Based on an original story idea by Charles Band (which usually means trouble), “Oblivion” offers a mix of genres that rarely appears in film. Unfortunately, the moviemakers choose to be more comedic than serious, leading to a tongue-in-cheek, goofy approach to the action, the characters, and the plot. Takei makes bad “Star Trek” jokes while grossly overacting, Zack cries like a wee lass, a bargirl with a skirt made of bananas frequents the background, and a bingo game takes place simultaneously with a somber funeral. An arm-wrestling match in front of a jolly green frog thing and a slow-motion showdown in a crowded saloon are the heights of the action, as Zack spends the majority of the movie leisurely chatting with the Doc, nagging Buteo, or whining to Mattie.

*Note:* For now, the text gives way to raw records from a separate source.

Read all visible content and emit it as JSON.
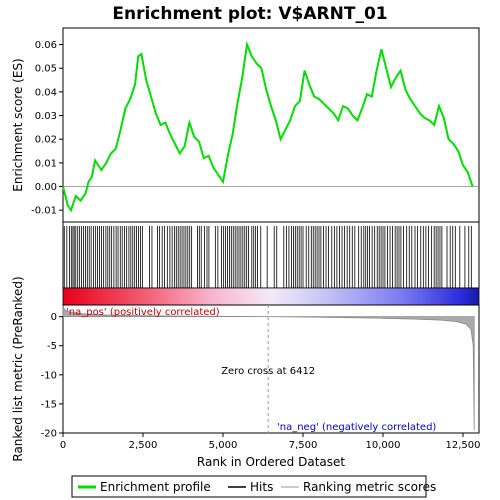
{
  "chart_data": {
    "type": "line",
    "title": "Enrichment plot: V$ARNT_01",
    "top_panel": {
      "ylabel": "Enrichment score (ES)",
      "ylim": [
        -0.015,
        0.067
      ],
      "yticks": [
        "-0.01",
        "0.00",
        "0.01",
        "0.02",
        "0.03",
        "0.04",
        "0.05",
        "0.06"
      ],
      "ytick_values": [
        -0.01,
        0.0,
        0.01,
        0.02,
        0.03,
        0.04,
        0.05,
        0.06
      ],
      "series": [
        {
          "name": "Enrichment profile",
          "color": "#00dd00",
          "x": [
            0,
            150,
            250,
            400,
            550,
            700,
            800,
            900,
            1000,
            1200,
            1350,
            1500,
            1650,
            1800,
            1950,
            2100,
            2250,
            2350,
            2450,
            2600,
            2750,
            2900,
            3050,
            3200,
            3350,
            3500,
            3650,
            3800,
            3950,
            4100,
            4250,
            4400,
            4550,
            4700,
            4850,
            5000,
            5150,
            5300,
            5450,
            5600,
            5750,
            5900,
            6050,
            6200,
            6350,
            6500,
            6650,
            6800,
            6950,
            7100,
            7250,
            7400,
            7550,
            7700,
            7850,
            8000,
            8150,
            8300,
            8450,
            8600,
            8750,
            8900,
            9050,
            9200,
            9350,
            9500,
            9650,
            9800,
            9950,
            10100,
            10250,
            10400,
            10550,
            10700,
            10850,
            11000,
            11150,
            11300,
            11450,
            11600,
            11750,
            11900,
            12050,
            12200,
            12350,
            12500,
            12650,
            12800
          ],
          "y": [
            0.0,
            -0.008,
            -0.01,
            -0.004,
            -0.006,
            -0.003,
            0.002,
            0.004,
            0.011,
            0.007,
            0.01,
            0.014,
            0.016,
            0.024,
            0.033,
            0.037,
            0.043,
            0.055,
            0.056,
            0.045,
            0.038,
            0.031,
            0.026,
            0.027,
            0.022,
            0.018,
            0.014,
            0.017,
            0.027,
            0.021,
            0.019,
            0.012,
            0.013,
            0.008,
            0.005,
            0.002,
            0.013,
            0.022,
            0.035,
            0.046,
            0.06,
            0.055,
            0.052,
            0.05,
            0.041,
            0.034,
            0.028,
            0.02,
            0.024,
            0.028,
            0.034,
            0.036,
            0.049,
            0.043,
            0.038,
            0.037,
            0.035,
            0.033,
            0.031,
            0.028,
            0.034,
            0.033,
            0.03,
            0.028,
            0.033,
            0.039,
            0.038,
            0.049,
            0.058,
            0.05,
            0.042,
            0.046,
            0.049,
            0.041,
            0.037,
            0.034,
            0.031,
            0.029,
            0.028,
            0.026,
            0.034,
            0.029,
            0.02,
            0.018,
            0.015,
            0.009,
            0.006,
            0.0
          ]
        }
      ]
    },
    "hits_panel": {
      "hit_positions": [
        40,
        120,
        200,
        260,
        310,
        350,
        400,
        460,
        520,
        580,
        640,
        700,
        760,
        820,
        880,
        950,
        1020,
        1080,
        1140,
        1200,
        1270,
        1340,
        1400,
        1460,
        1520,
        1590,
        1660,
        1720,
        1790,
        1850,
        1920,
        1990,
        2060,
        2120,
        2180,
        2240,
        2300,
        2360,
        2420,
        2480,
        2700,
        2780,
        2950,
        3020,
        3100,
        3170,
        3260,
        3340,
        3410,
        3480,
        3540,
        3600,
        3660,
        3720,
        3780,
        3840,
        3900,
        3960,
        4020,
        4200,
        4260,
        4320,
        4420,
        4500,
        4560,
        4760,
        4840,
        4950,
        5020,
        5080,
        5140,
        5200,
        5260,
        5320,
        5380,
        5440,
        5500,
        5560,
        5620,
        5680,
        5740,
        5800,
        5900,
        5960,
        6020,
        6080,
        6180,
        6380,
        6600,
        6680,
        6900,
        6980,
        7060,
        7140,
        7200,
        7260,
        7320,
        7380,
        7440,
        7500,
        7600,
        7680,
        7760,
        7820,
        7880,
        7940,
        8000,
        8060,
        8140,
        8220,
        8300,
        8400,
        8480,
        8560,
        8640,
        8720,
        8800,
        8880,
        8960,
        9040,
        9120,
        9240,
        9320,
        9400,
        9460,
        9520,
        9580,
        9660,
        9740,
        9820,
        9880,
        9940,
        10000,
        10060,
        10140,
        10220,
        10300,
        10380,
        10440,
        10500,
        10560,
        10640,
        10740,
        10820,
        10900,
        11000,
        11080,
        11180,
        11260,
        11340,
        11420,
        11520,
        11600,
        11660,
        11720,
        11780,
        11840,
        12000,
        12100,
        12180,
        12260,
        12400,
        12560,
        12680,
        12760
      ]
    },
    "metric_panel": {
      "ylabel": "Ranked list metric (PreRanked)",
      "xlabel": "Rank in Ordered Dataset",
      "ylim": [
        -20,
        2
      ],
      "yticks": [
        "0",
        "-5",
        "-10",
        "-15",
        "-20"
      ],
      "ytick_values": [
        0,
        -5,
        -10,
        -15,
        -20
      ],
      "xlim": [
        0,
        13000
      ],
      "xticks": [
        "0",
        "2,500",
        "5,000",
        "7,500",
        "10,000",
        "12,500"
      ],
      "xtick_values": [
        0,
        2500,
        5000,
        7500,
        10000,
        12500
      ],
      "metric_x": [
        0,
        50,
        150,
        300,
        600,
        1000,
        2000,
        3000,
        4500,
        6000,
        6412,
        7000,
        8000,
        9000,
        10000,
        11000,
        11800,
        12300,
        12600,
        12750,
        12820,
        12850
      ],
      "metric_y": [
        1.8,
        1.2,
        0.9,
        0.7,
        0.5,
        0.35,
        0.2,
        0.12,
        0.06,
        0.02,
        0.0,
        -0.04,
        -0.1,
        -0.18,
        -0.28,
        -0.42,
        -0.6,
        -0.85,
        -1.3,
        -2.2,
        -5.0,
        -19.5
      ],
      "zero_cross_label": "Zero cross at 6412",
      "zero_cross_x": 6412,
      "pos_label": "'na_pos' (positively correlated)",
      "neg_label": "'na_neg' (negatively correlated)",
      "pos_color": "#cc0000",
      "neg_color": "#0000cc"
    },
    "legend": {
      "items": [
        {
          "label": "Enrichment profile",
          "color": "#00dd00"
        },
        {
          "label": "Hits",
          "color": "#000000"
        },
        {
          "label": "Ranking metric scores",
          "color": "#bbbbbb"
        }
      ]
    }
  }
}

The character designs are strangely amusing, adding alien gunslingers, leather and lace, freakish mutants, a Zorro-like bullfighter, stop-motion monsters, gothic attire, a Davy Crockett rip-off, and grungy cowpoke getups to a film that already fuses numerous cinematic styles. Outside of the visuals, “Oblivion” consists of ideas that could have been enjoyable if they weren’t executed so poorly. The lack of seriousness, the pitiful humor, the bad acting, and the hokey dialogue all contribute to the generally low quality – but it’s ultimately the direction that ruins the plot. The story could have been something more had it not been approached with so much puerility. Even the budget isn’t noticeably small – except for the sad giant night scorpions. Perhaps most baffling of all, however, is the conclusion, which doesn’t end in a cliffhanger yet has the nerve to print “To Be Continued” on the screen. Sure enough, “Backlash: Oblivion 2” was released straight to video two years later, employing a nearly identical cast.